To use an analogy, electrical engineers will note the strong parallel
between what is going on in the software industry and what happened in
the early days of EE. When Laplace transforms came to be regarded as a
tool for managing complex linear circuits, there was a class war (no
pun intended) that erupted . Some engineers thought transforms were
too complex and wanted to use trigonometric "phasors", as trigonometry
was "easy". Others regarded the transforms as "fundamental" and
resisted. In the end, the transforms, which require a higher
mathematical ability, won out, and today, no professor anywhere would
dare teach trigonometric phasors as a proper technique. What happened
to the pro-phasor engineers? They are not engineers anymore. The
power of the transform method for building large, correct, reliable,
robust, predictable,...all of the attributes you would want in a good
system...eventually muscled out the phasor mentality.

I am not sure that this is how things will play out in software
engineering. As mentioned, the material cost of a bad software is
zero. If a software engineer speculates about something, tries it and
is wrong, nothing burns. Nothing explodes. There is no recall from
distributing a defective product. Redistribution of a "corrected"

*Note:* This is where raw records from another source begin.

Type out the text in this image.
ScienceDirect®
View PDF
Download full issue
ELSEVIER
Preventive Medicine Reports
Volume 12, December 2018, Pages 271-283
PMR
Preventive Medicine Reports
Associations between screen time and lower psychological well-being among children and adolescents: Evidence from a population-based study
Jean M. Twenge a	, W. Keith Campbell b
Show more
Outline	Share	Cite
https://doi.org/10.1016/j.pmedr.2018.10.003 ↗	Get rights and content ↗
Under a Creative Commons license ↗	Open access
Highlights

version is relatively painless. The barrier to entry is lower. Want
to do linear systems? Study college level calculus, complex analysis,
appreciation of eignenfunctions. Want make a scripted web page? Make
a trip to the local bookstore and sit tight for 21 days.

So the question is not really whether GC *can* be useful. Of course,
it can be useful. Goto's can be useful. The question is whether GC
will help those who already do not create well-engineered systems in
C++ do so (that is still a goal right?), and whether adding GC will be
a detriment to those who already create well-engineered systems in C++.